Duluth teacher pension fund seeks merger with state fundIn 1993 the Duluth school district teacher pension fund had about the same number of teachers paying into it that it does retirees collecting benefits today.
By: Jana Hollingsworth, Duluth News Tribune
In 1993 the Duluth school district teacher pension fund had about the same number of teachers paying into it that it does retirees collecting benefits today.
It’s a unique problem among pension funds in Minnesota, and a big reason that a merger with the statewide Teachers Retirement Association is backed by the Duluth Teachers’ Retirement Fund Association.
“When I became a member of the board it was almost 2-to-1 actives versus retirees,” said Tom Pearson, president of the Duluth fund’s Board of Trustees, and activities director at Denfeld High School. “Now it’s completely flip-flopped. We can’t sustain that.”
A study mandated by the Legislature examined the costs and possibility of merging both the Duluth fund and the St. Paul Teachers Retirement Fund Association with the state fund. It would cost taxpayers more than $61 million annually over 24 years. Duluth’s portion would cost about $15 million annually. The St. Paul fund doesn’t want to merge, but still wants to receive $7 million annually in state aid, according to the study.
Duluth’s pension is 54 percent funded. Last year it was 63 percent. Before the market crash of 2008, it was about 90 percent funded, and has been historically robust.
Between Duluth’s demographic problem and its slow recovery from the Great Recession, a merger seems to be the best answer, said Jay Stoffel, former executive director of Duluth’s teacher retirement fund, and current deputy executive director of the Teachers Retirement Association in St. Paul.
“Baby boomers are retiring and there is a large number that will continue to retire in the Duluth system,” he said. “They are replaced with younger teachers making a smaller salary. When the contributions are based on the percentage of salary, there is less money coming in.”
That really makes a difference, he said, when the pool of workers is smaller. In 1993, there were 1,453 members paying in to the Duluth fund and 822 members collecting benefits. In 2013, 873 members paid in and 1,445 collected benefits. About 50 teachers retired from the district last year.
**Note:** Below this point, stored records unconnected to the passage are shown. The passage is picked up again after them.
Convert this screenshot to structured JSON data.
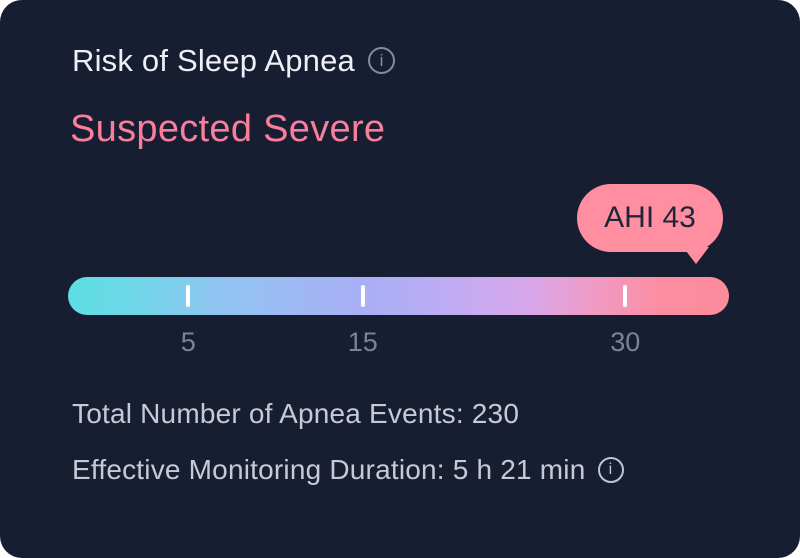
{
  "card": {
    "title": "Risk of Sleep Apnea",
    "risk_level": "Suspected Severe",
    "info_icon_glyph": "i"
  },
  "chart_data": {
    "type": "gauge",
    "title": "Risk of Sleep Apnea",
    "value_label": "AHI 43",
    "ahi_value": 43,
    "scale_ticks": [
      {
        "label": "5",
        "percent": 18.2
      },
      {
        "label": "15",
        "percent": 44.6
      },
      {
        "label": "30",
        "percent": 84.3
      }
    ],
    "gradient_stops": [
      {
        "color": "#5cdfe2",
        "percent": 0
      },
      {
        "color": "#6fd6e8",
        "percent": 10
      },
      {
        "color": "#8fc6f1",
        "percent": 22
      },
      {
        "color": "#9fb8f4",
        "percent": 35
      },
      {
        "color": "#a9aff5",
        "percent": 45
      },
      {
        "color": "#bfabf3",
        "percent": 58
      },
      {
        "color": "#d9a7ea",
        "percent": 70
      },
      {
        "color": "#f09ac2",
        "percent": 80
      },
      {
        "color": "#fd8da0",
        "percent": 90
      },
      {
        "color": "#fd8c9d",
        "percent": 100
      }
    ],
    "bubble_color": "#ff8fa0"
  },
  "stats": {
    "apnea_events": "Total Number of Apnea Events: 230",
    "monitoring_duration": "Effective Monitoring Duration: 5 h 21 min"
  },
  "colors": {
    "card_background": "#171e32",
    "title_text": "#eef0f5",
    "risk_text": "#f97e9b",
    "tick_label_text": "#7d8396",
    "stat_text": "#c6cad7"
  }
}
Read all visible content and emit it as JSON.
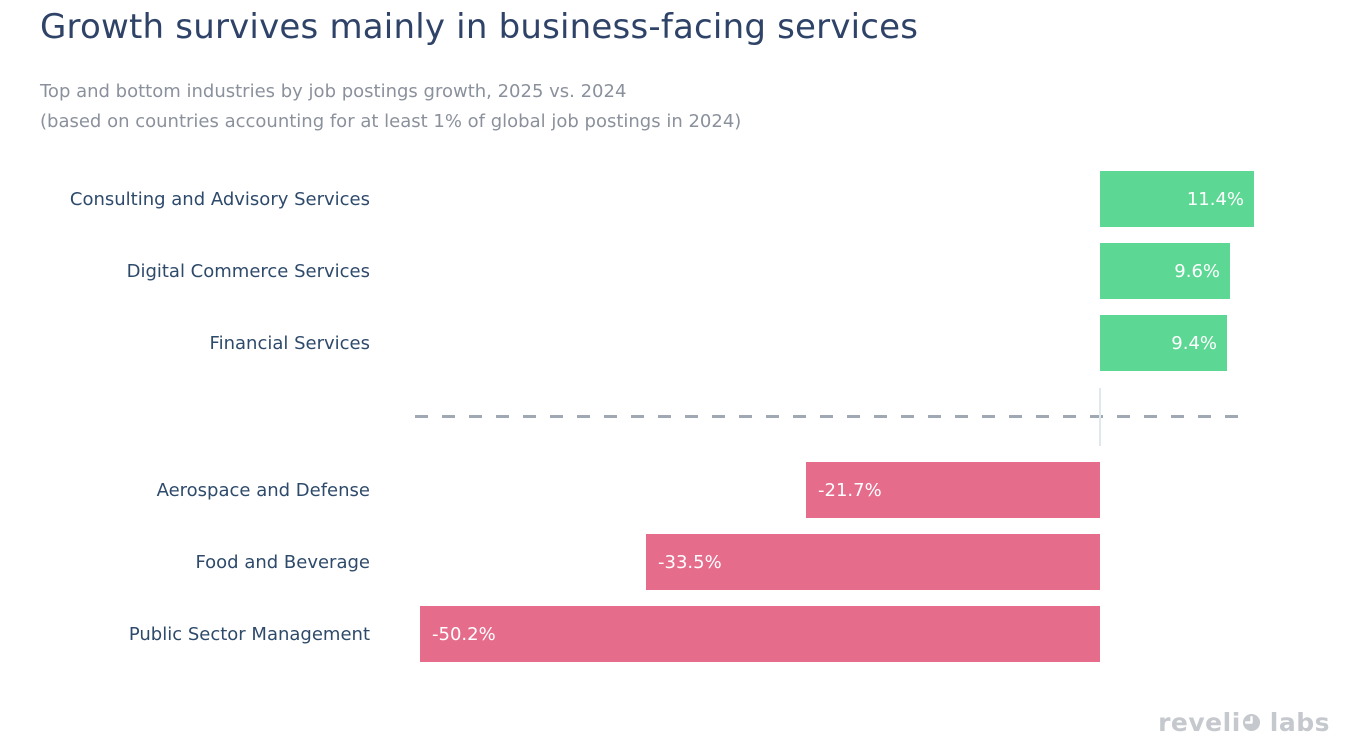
{
  "page": {
    "background": "#ffffff"
  },
  "header": {
    "title": "Growth survives mainly in business-facing services",
    "subtitle_lines": [
      "Top and bottom industries by job postings growth, 2025 vs. 2024",
      "(based on countries accounting for at least 1% of global job postings in 2024)"
    ]
  },
  "chart_data": {
    "type": "bar",
    "orientation": "horizontal",
    "title": "Growth survives mainly in business-facing services",
    "subtitle": "Top and bottom industries by job postings growth, 2025 vs. 2024 (based on countries accounting for at least 1% of global job postings in 2024)",
    "categories": [
      "Consulting and Advisory Services",
      "Digital Commerce Services",
      "Financial Services",
      "Aerospace and Defense",
      "Food and Beverage",
      "Public Sector Management"
    ],
    "values": [
      11.4,
      9.6,
      9.4,
      -21.7,
      -33.5,
      -50.2
    ],
    "value_labels": [
      "11.4%",
      "9.6%",
      "9.4%",
      "-21.7%",
      "-33.5%",
      "-50.2%"
    ],
    "unit": "percent",
    "xlabel": "",
    "ylabel": "",
    "xlim": [
      -55,
      18
    ],
    "grid": false,
    "legend": false,
    "separator_note": "dashed horizontal line separating top (positive) group from bottom (negative) group",
    "colors": {
      "positive": "#5dd894",
      "negative": "#e66c8c",
      "value_label": "#ffffff",
      "category_label": "#2e4a6b",
      "separator_dash": "#9fa8b3",
      "zero_baseline": "#dfe9ed",
      "title": "#2f4368",
      "subtitle": "#8b919c"
    }
  },
  "footer": {
    "brand_part1": "reveli",
    "brand_part2": "labs",
    "brand_full": "revelio labs",
    "brand_color": "#c5c8cd"
  }
}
The Duluth fund also lost members when the state directed instructors at Lake Superior College in 1995 and Duluth charter schools in 2002 to join the statewide teachers fund.
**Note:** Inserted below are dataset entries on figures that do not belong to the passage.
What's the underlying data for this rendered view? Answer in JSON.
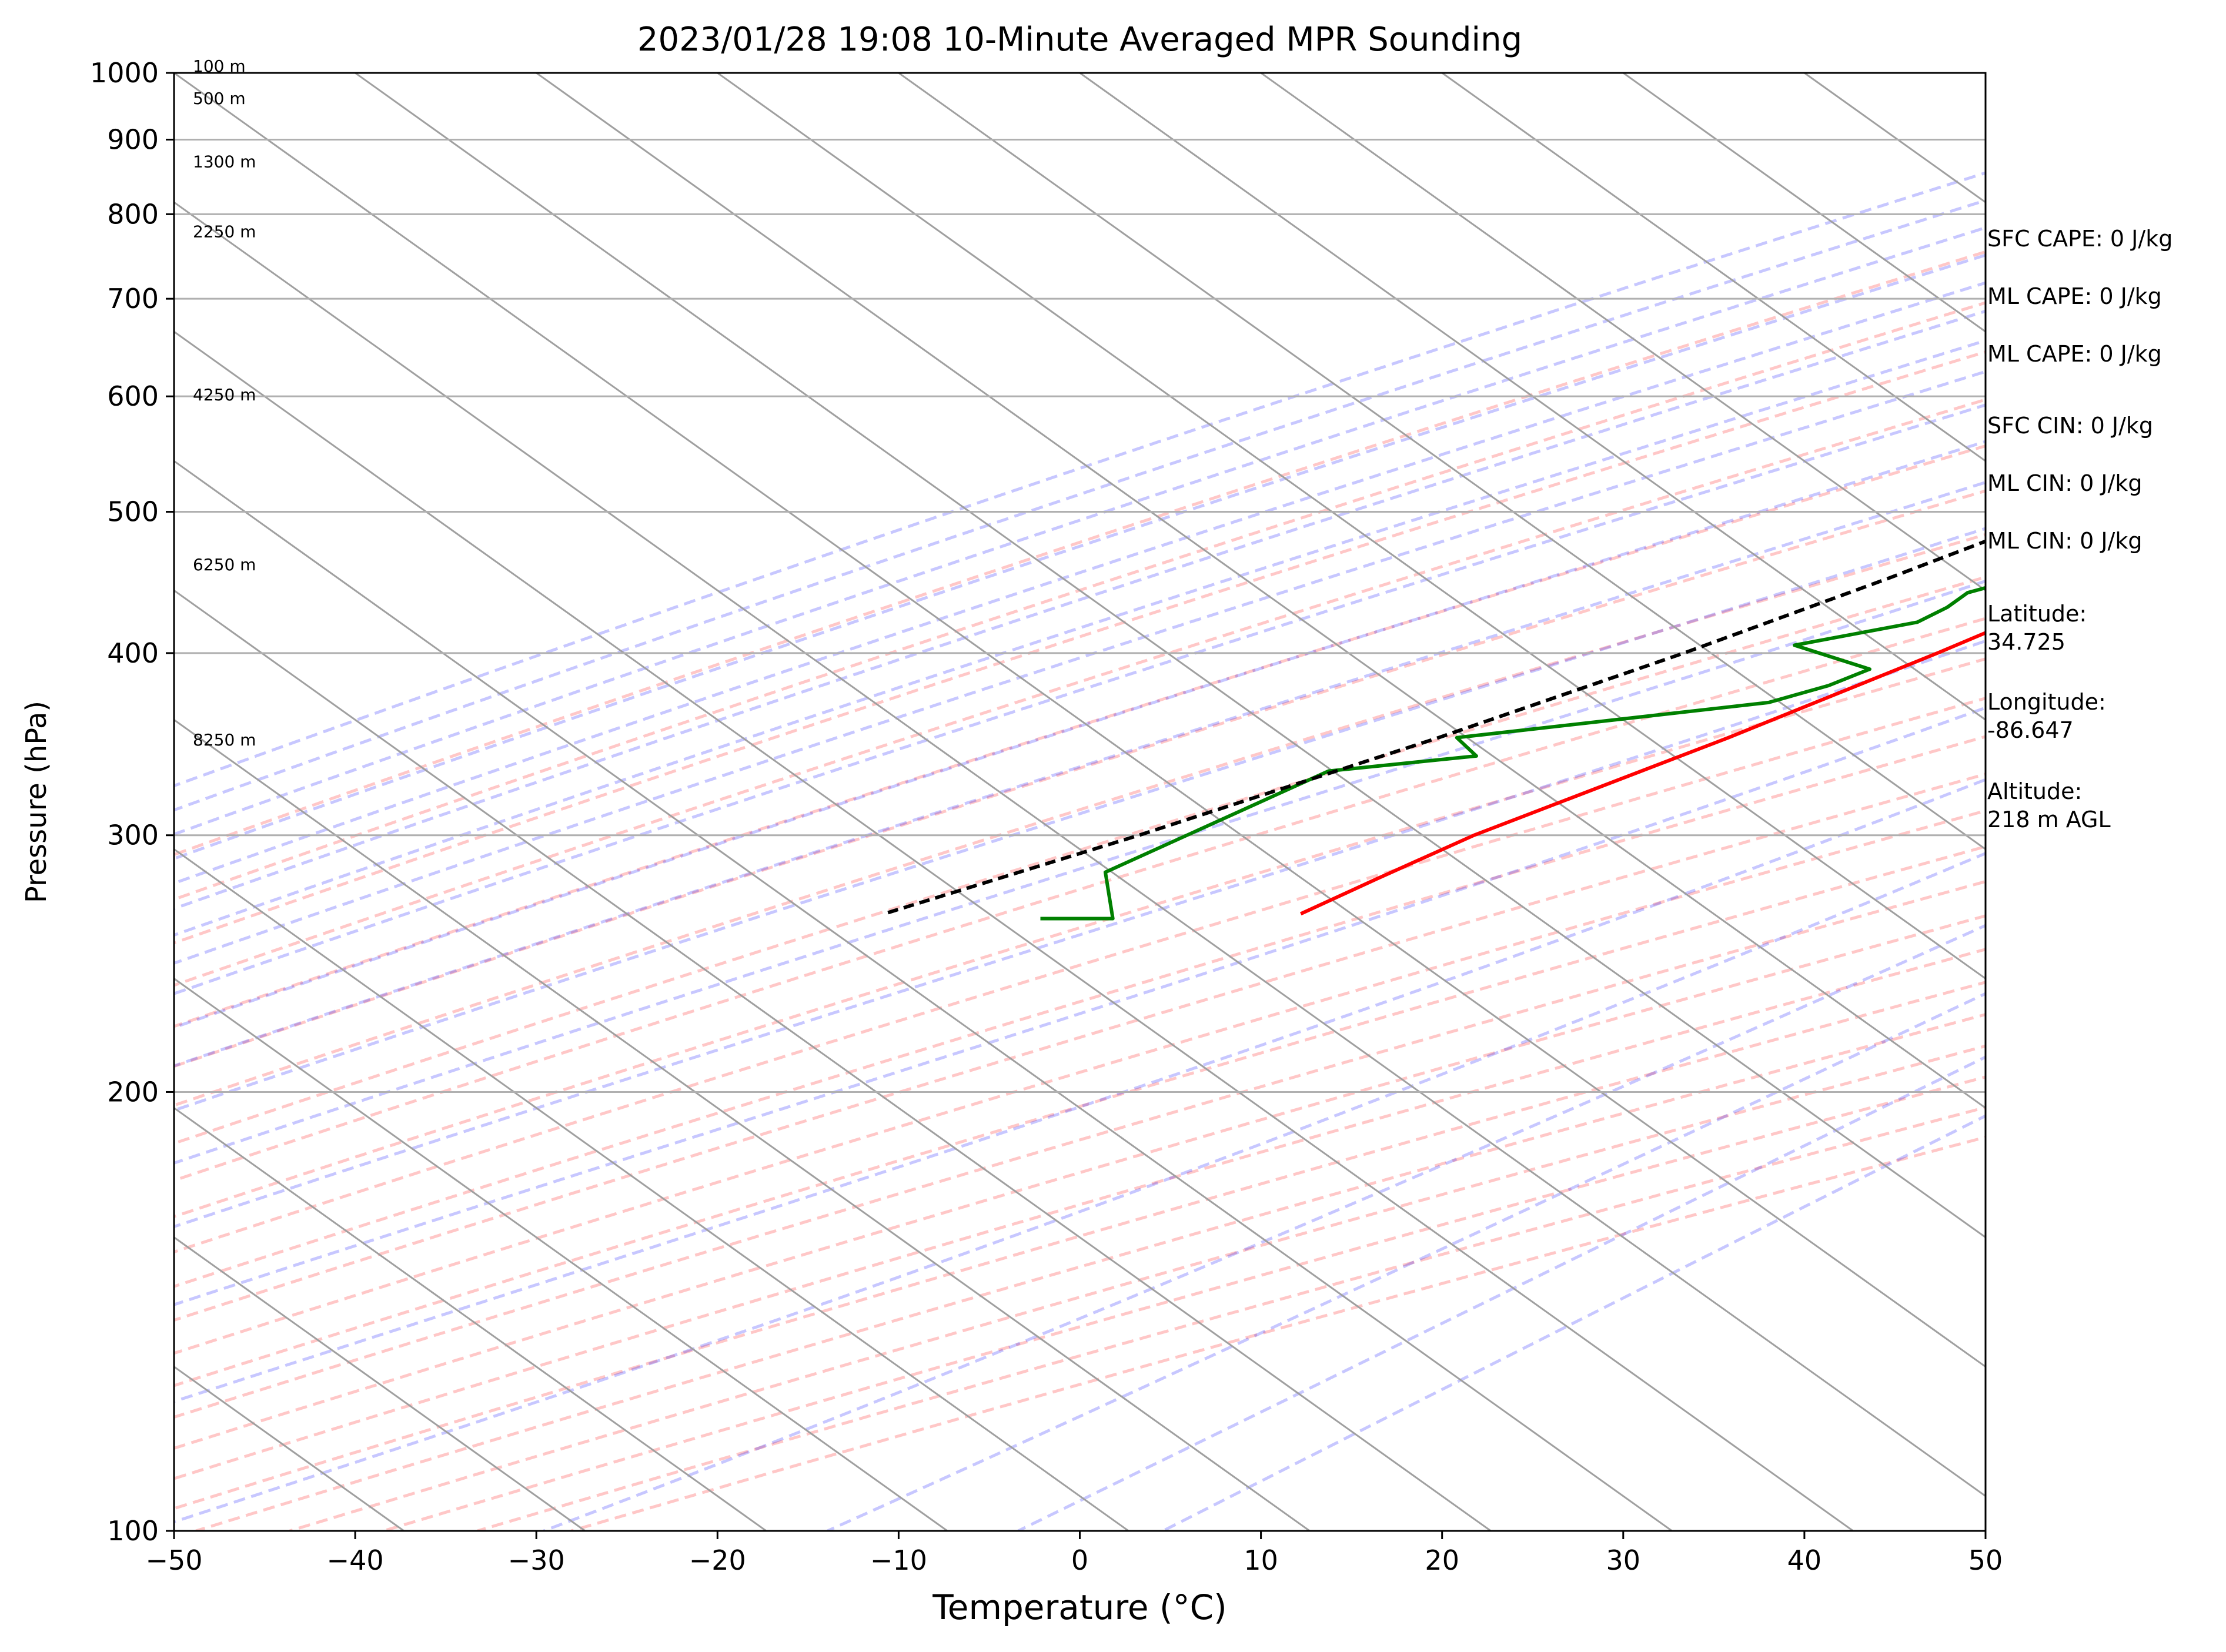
{
  "chart_data": {
    "type": "line",
    "title": "2023/01/28 19:08 10-Minute Averaged MPR Sounding",
    "xlabel": "Temperature (°C)",
    "ylabel": "Pressure (hPa)",
    "xlim": [
      -50,
      50
    ],
    "ylim": [
      1000,
      100
    ],
    "y_scale": "log",
    "grid": true,
    "x_ticks": [
      "−50",
      "−40",
      "−30",
      "−20",
      "−10",
      "0",
      "10",
      "20",
      "30",
      "40",
      "50"
    ],
    "y_ticks": [
      "100",
      "200",
      "300",
      "400",
      "500",
      "600",
      "700",
      "800",
      "900",
      "1000"
    ],
    "height_labels": [
      {
        "p": 1000,
        "label": "100 m"
      },
      {
        "p": 950,
        "label": "500 m"
      },
      {
        "p": 860,
        "label": "1300 m"
      },
      {
        "p": 770,
        "label": "2250 m"
      },
      {
        "p": 595,
        "label": "4250 m"
      },
      {
        "p": 455,
        "label": "6250 m"
      },
      {
        "p": 345,
        "label": "8250 m"
      }
    ],
    "series": [
      {
        "color": "#ff0000",
        "points": [
          [
            1000,
            14.0
          ],
          [
            992,
            13.5
          ],
          [
            980,
            12.0
          ],
          [
            960,
            8.0
          ],
          [
            940,
            4.0
          ],
          [
            920,
            1.5
          ],
          [
            900,
            0.0
          ],
          [
            880,
            -0.5
          ],
          [
            860,
            -0.5
          ],
          [
            840,
            -0.5
          ],
          [
            820,
            -0.5
          ],
          [
            800,
            -0.5
          ],
          [
            760,
            -1.5
          ],
          [
            700,
            -3.5
          ],
          [
            660,
            -4.0
          ],
          [
            620,
            -5.5
          ],
          [
            580,
            -8.0
          ],
          [
            550,
            -9.5
          ],
          [
            520,
            -11.0
          ],
          [
            500,
            -12.5
          ],
          [
            450,
            -16.5
          ],
          [
            400,
            -20.5
          ],
          [
            350,
            -25.5
          ],
          [
            300,
            -32.0
          ],
          [
            280,
            -34.0
          ],
          [
            265,
            -35.5
          ]
        ]
      },
      {
        "color": "#008000",
        "points": [
          [
            1000,
            -7.5
          ],
          [
            995,
            -11.5
          ],
          [
            985,
            -13.0
          ],
          [
            975,
            -14.5
          ],
          [
            965,
            -14.0
          ],
          [
            950,
            -13.0
          ],
          [
            930,
            -11.0
          ],
          [
            910,
            -12.0
          ],
          [
            885,
            -13.5
          ],
          [
            860,
            -13.5
          ],
          [
            840,
            -13.0
          ],
          [
            830,
            -15.0
          ],
          [
            815,
            -14.5
          ],
          [
            805,
            -15.5
          ],
          [
            790,
            -15.0
          ],
          [
            760,
            -15.5
          ],
          [
            740,
            -15.5
          ],
          [
            720,
            -14.5
          ],
          [
            700,
            -15.0
          ],
          [
            680,
            -15.0
          ],
          [
            660,
            -13.5
          ],
          [
            640,
            -13.0
          ],
          [
            620,
            -12.0
          ],
          [
            600,
            -11.5
          ],
          [
            585,
            -11.0
          ],
          [
            570,
            -10.0
          ],
          [
            555,
            -9.5
          ],
          [
            540,
            -10.5
          ],
          [
            520,
            -11.0
          ],
          [
            500,
            -11.5
          ],
          [
            480,
            -19.5
          ],
          [
            460,
            -20.0
          ],
          [
            440,
            -23.5
          ],
          [
            430,
            -23.5
          ],
          [
            420,
            -24.0
          ],
          [
            405,
            -29.0
          ],
          [
            390,
            -23.0
          ],
          [
            380,
            -24.0
          ],
          [
            370,
            -26.0
          ],
          [
            350,
            -40.5
          ],
          [
            340,
            -38.0
          ],
          [
            332,
            -45.0
          ],
          [
            283,
            -49.5
          ],
          [
            263,
            -45.5
          ],
          [
            263,
            -49.5
          ]
        ]
      },
      {
        "color": "#000000",
        "dash": "dashed",
        "points": [
          [
            1000,
            15.5
          ],
          [
            980,
            13.0
          ],
          [
            960,
            10.5
          ],
          [
            940,
            8.0
          ],
          [
            920,
            5.5
          ],
          [
            900,
            3.0
          ],
          [
            880,
            0.5
          ],
          [
            860,
            -2.0
          ],
          [
            840,
            -4.5
          ],
          [
            820,
            -7.0
          ],
          [
            800,
            -9.0
          ],
          [
            780,
            -11.0
          ],
          [
            760,
            -13.0
          ],
          [
            740,
            -15.0
          ],
          [
            720,
            -16.0
          ],
          [
            700,
            -16.0
          ],
          [
            680,
            -16.0
          ],
          [
            660,
            -16.5
          ],
          [
            640,
            -17.0
          ],
          [
            620,
            -17.5
          ],
          [
            600,
            -18.0
          ],
          [
            550,
            -20.5
          ],
          [
            500,
            -24.5
          ],
          [
            450,
            -29.0
          ],
          [
            400,
            -34.5
          ],
          [
            350,
            -41.5
          ],
          [
            300,
            -50.5
          ],
          [
            265,
            -58.5
          ]
        ]
      }
    ],
    "annotations": [
      "SFC CAPE: 0 J/kg",
      "ML CAPE: 0 J/kg",
      "ML CAPE: 0 J/kg",
      "SFC CIN: 0 J/kg",
      "ML CIN: 0 J/kg",
      "ML CIN: 0 J/kg",
      "Latitude:\n34.725",
      "Longitude:\n-86.647",
      "Altitude:\n218 m AGL"
    ]
  }
}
Duluth’s unfunded liability as of June 30 is $162 million, up from $119 million last year. Much of that increase comes from the restoration of a 1 percent cost-of-living-adjustment, after not having one for three years, Stoffel said. Another chunk comes from a benefit formula increase, both approved by lawmakers. But the Legislature also approved employee and employer contribution rate increases for both last year and this year. It also approved $6 million in state aid for 2014 and 2015 to help close the funding gap.
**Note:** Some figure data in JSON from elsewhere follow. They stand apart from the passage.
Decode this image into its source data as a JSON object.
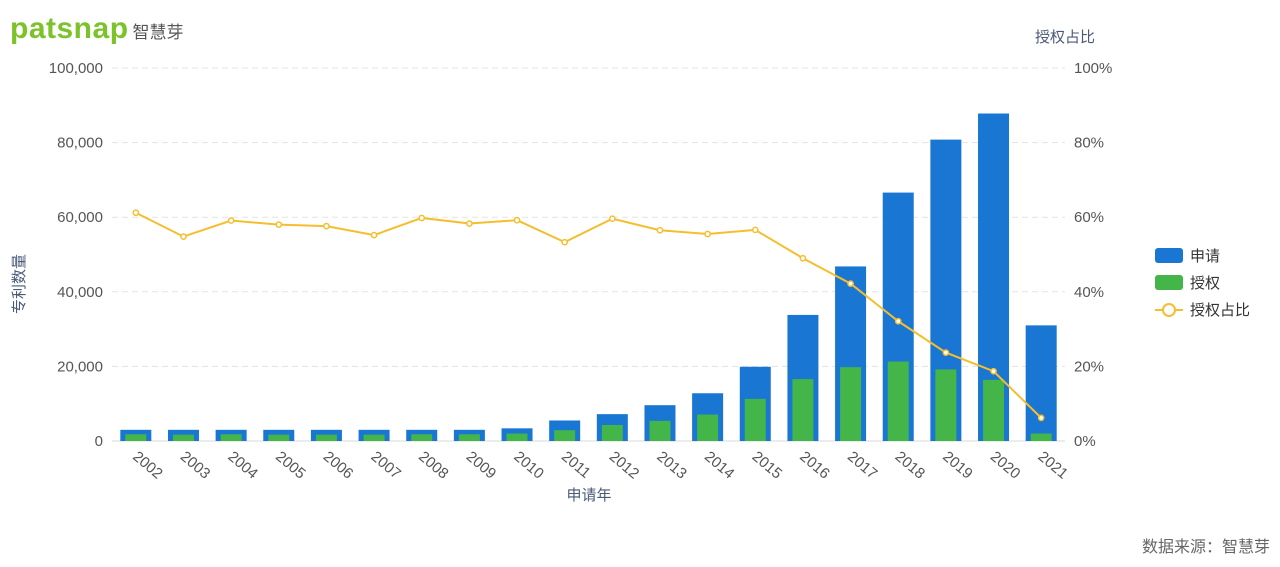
{
  "brand": {
    "logo_text": "patsnap",
    "logo_cn": "智慧芽"
  },
  "source_note": "数据来源：智慧芽",
  "colors": {
    "apply": "#1976d2",
    "grant": "#43b549",
    "ratio": "#f5be2e",
    "grid": "#e3e3e3",
    "axis_text": "#555555",
    "axis_title": "#4a5a7a"
  },
  "chart_data": {
    "type": "bar",
    "categories": [
      "2002",
      "2003",
      "2004",
      "2005",
      "2006",
      "2007",
      "2008",
      "2009",
      "2010",
      "2011",
      "2012",
      "2013",
      "2014",
      "2015",
      "2016",
      "2017",
      "2018",
      "2019",
      "2020",
      "2021"
    ],
    "series": [
      {
        "name": "申请",
        "type": "bar",
        "axis": "left",
        "values": [
          3000,
          3000,
          3000,
          3000,
          3000,
          3000,
          3000,
          3000,
          3400,
          5500,
          7200,
          9600,
          12800,
          19900,
          33800,
          46800,
          66600,
          80800,
          87800,
          31000
        ]
      },
      {
        "name": "授权",
        "type": "bar",
        "axis": "left",
        "values": [
          1800,
          1700,
          1800,
          1700,
          1700,
          1700,
          1800,
          1800,
          2000,
          2900,
          4300,
          5400,
          7100,
          11300,
          16600,
          19800,
          21300,
          19200,
          16400,
          2000
        ]
      },
      {
        "name": "授权占比",
        "type": "line",
        "axis": "right",
        "values": [
          61.2,
          54.8,
          59.1,
          58.0,
          57.6,
          55.2,
          59.8,
          58.3,
          59.2,
          53.3,
          59.6,
          56.5,
          55.5,
          56.6,
          49.0,
          42.2,
          32.1,
          23.7,
          18.7,
          6.2
        ]
      }
    ],
    "xlabel": "申请年",
    "ylabel": "专利数量",
    "y2label": "授权占比",
    "ylim": [
      0,
      100000
    ],
    "y2lim": [
      0,
      100
    ],
    "yticks": [
      "0",
      "20,000",
      "40,000",
      "60,000",
      "80,000",
      "100,000"
    ],
    "y2ticks": [
      "0%",
      "20%",
      "40%",
      "60%",
      "80%",
      "100%"
    ],
    "grid": true,
    "legend_position": "right"
  }
}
If the merger is approved, that aid would continue, and be a part of the $15 million going to the TRA for the next 24 years. The idea, Stoffel said, is to ensure the statewide fund isn’t responsible for Duluth’s liabilities. He said St. Paul doesn’t want to merge because it doesn’t have Duluth’s demographic issues, and says it can survive independently. That fund is 60 percent funded.
Karen Kilberg is the new executive director of the Duluth fund, and formerly led the Minneapolis teachers retirement fund until its 2006 merger with the TRA. Both she and Stoffel said Duluth’s problem last year wasn’t its investments.
“Duluth had a greater return than all other entities for last year,” she said, considering other public pensions in the state.
With a 16.7 percent return, it was among the top 10 percent of public pension funds in the nation, Stoffel said. But when benefits cost $2 million a month, it’s hard to rebuild after the large loss in 2008, he said.
Kilberg is hoping the fund will soon be on a fully funded track.
“The sooner it is addressed the better it will be for all parties,” she said. “If you let it go for another year or another year, the situation becomes worse and the amount of money needed to fix it starts to increase.”
Pearson said members don’t appear worried about a transition, or about the chance it won’t be approved.
“They understand that pensions are safe,” he said. “Minnesota has a history of following through on promises to pensions and people who receive pensions.”
The Legislature will take up the issue this session. The study outlines a plan that would have the merger complete by June 30, 2015, but Stoffel said it could take longer.